Her legal name is Margaret Williams, but out of respect for the woman of stirring conviction, as you will learn here, most folks call her Miss Williams or Mrs. Williams.
The woman has been coming to Dodgers games since the stadium opened, 33 years with her husband before he died, "and I was the happiest person in the world," she says, her L.A. baseball cap sitting a little cockeyed on her head.
"I had a good husband. I'd never be able to find a man who could match up to him."
Arthur Williams passed away 23 years ago, and while it wasn't quite the same, "sometimes I cried and sometimes I smiled," her interest in the Dodgers continued.
Tuesday night the Dodgers season-ticket holder was surrounded by three young people for dinner in the Stadium Club, because "old men are only good for passing notes to young men," she says, "and when you're with old people and they get up, they've got to tell you, 'Oh, my knee hurts,' and this problem and that problem."
Now I'd like to tell you how old Mrs. Williams is, "but any woman who tells you her age, will tell you anything," she says.
A Dodgers fan for life, a trip recently to Arizona to be with the team, and yet all those losses the last 20 years, and here she is sitting in a wheelchair and pumping her right hand into the air when Nomar Garciaparra hits a first-inning home run.
"That's my guy," she says, while careful not to raise her left hand, which was broken in a recent fall that also resulted in a broken hip. "Try and put a pair of pantyhose on with one hand."
Now how old did you say you were, Mrs. Williams?
"Just because I'm old, I'm not forgetful," she says. "Go ahead and try and trick me, but I'm not saying."
The woman is still teaching adult classes on how to make clothes and quilts. She's wearing an outfit she made herself.
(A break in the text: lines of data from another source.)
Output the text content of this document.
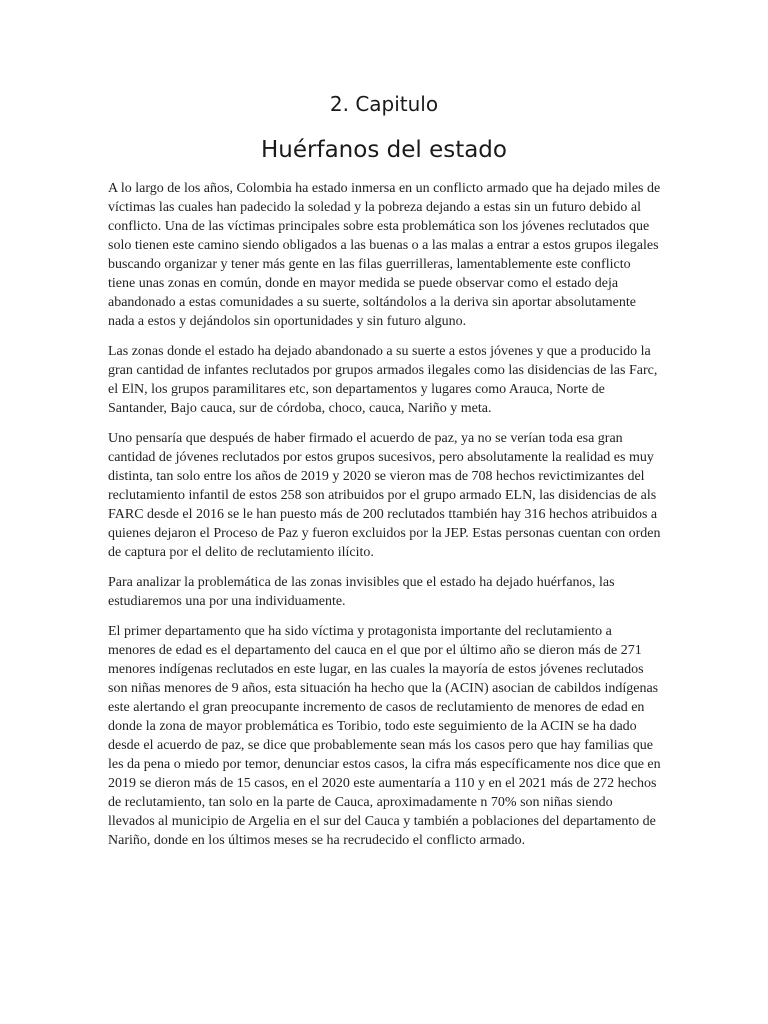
2. Capitulo
Huérfanos del estado

A lo largo de los años, Colombia ha estado inmersa en un conflicto armado que ha dejado miles de víctimas las cuales han padecido la soledad y la pobreza dejando a estas sin un futuro debido al conflicto. Una de las víctimas principales sobre esta problemática son los jóvenes reclutados que solo tienen este camino siendo obligados a las buenas o a las malas a entrar a estos grupos ilegales buscando organizar y tener más gente en las filas guerrilleras, lamentablemente este conflicto tiene unas zonas en común, donde en mayor medida se puede observar como el estado deja abandonado a estas comunidades a su suerte, soltándolos a la deriva sin aportar absolutamente nada a estos y dejándolos sin oportunidades y sin futuro alguno.

Las zonas donde el estado ha dejado abandonado a su suerte a estos jóvenes y que a producido la gran cantidad de infantes reclutados por grupos armados ilegales como las disidencias de las Farc, el ElN, los grupos paramilitares etc, son departamentos y lugares como Arauca, Norte de Santander, Bajo cauca, sur de córdoba, choco, cauca, Nariño y meta.

Uno pensaría que después de haber firmado el acuerdo de paz, ya no se verían toda esa gran cantidad de jóvenes reclutados por estos grupos sucesivos, pero absolutamente la realidad es muy distinta, tan solo entre los años de 2019 y 2020 se vieron mas de 708 hechos revictimizantes del reclutamiento infantil de estos 258 son atribuidos por el grupo armado ELN, las disidencias de als FARC desde el 2016 se le han puesto más de 200 reclutados ttambién hay 316 hechos atribuidos a quienes dejaron el Proceso de Paz y fueron excluidos por la JEP. Estas personas cuentan con orden de captura por el delito de reclutamiento ilícito.

Para analizar la problemática de las zonas invisibles que el estado ha dejado huérfanos, las estudiaremos una por una individuamente.

El primer departamento que ha sido víctima y protagonista importante del reclutamiento a menores de edad es el departamento del cauca en el que por el último año se dieron más de 271 menores indígenas reclutados en este lugar, en las cuales la mayoría de estos jóvenes reclutados son niñas menores de 9 años, esta situación ha hecho que la (ACIN) asocian de cabildos indígenas este alertando el gran preocupante incremento de casos de reclutamiento de menores de edad en donde la zona de mayor problemática es Toribio, todo este seguimiento de la ACIN se ha dado desde el acuerdo de paz, se dice que probablemente sean más los casos pero que hay familias que les da pena o miedo por temor, denunciar estos casos, la cifra más específicamente nos dice que en 2019 se dieron más de 15 casos, en el 2020 este aumentaría a 110 y en el 2021 más de 272 hechos de reclutamiento, tan solo en la parte de Cauca, aproximadamente n 70% son niñas siendo llevados al municipio de Argelia en el sur del Cauca y también a poblaciones del departamento de Nariño, donde en los últimos meses se ha recrudecido el conflicto armado.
She taught her husband how to make his own clothes.
She was teacher of the year for the Los Angeles Unified School District a few decades back, and one of the founders of Project Jordan, which financially assists youngsters who have advanced from Jordan High in Watts to college.
"We send $100 checks to kids every month and they must write a letter telling us they received the check," she says. "No letter, no check the next month."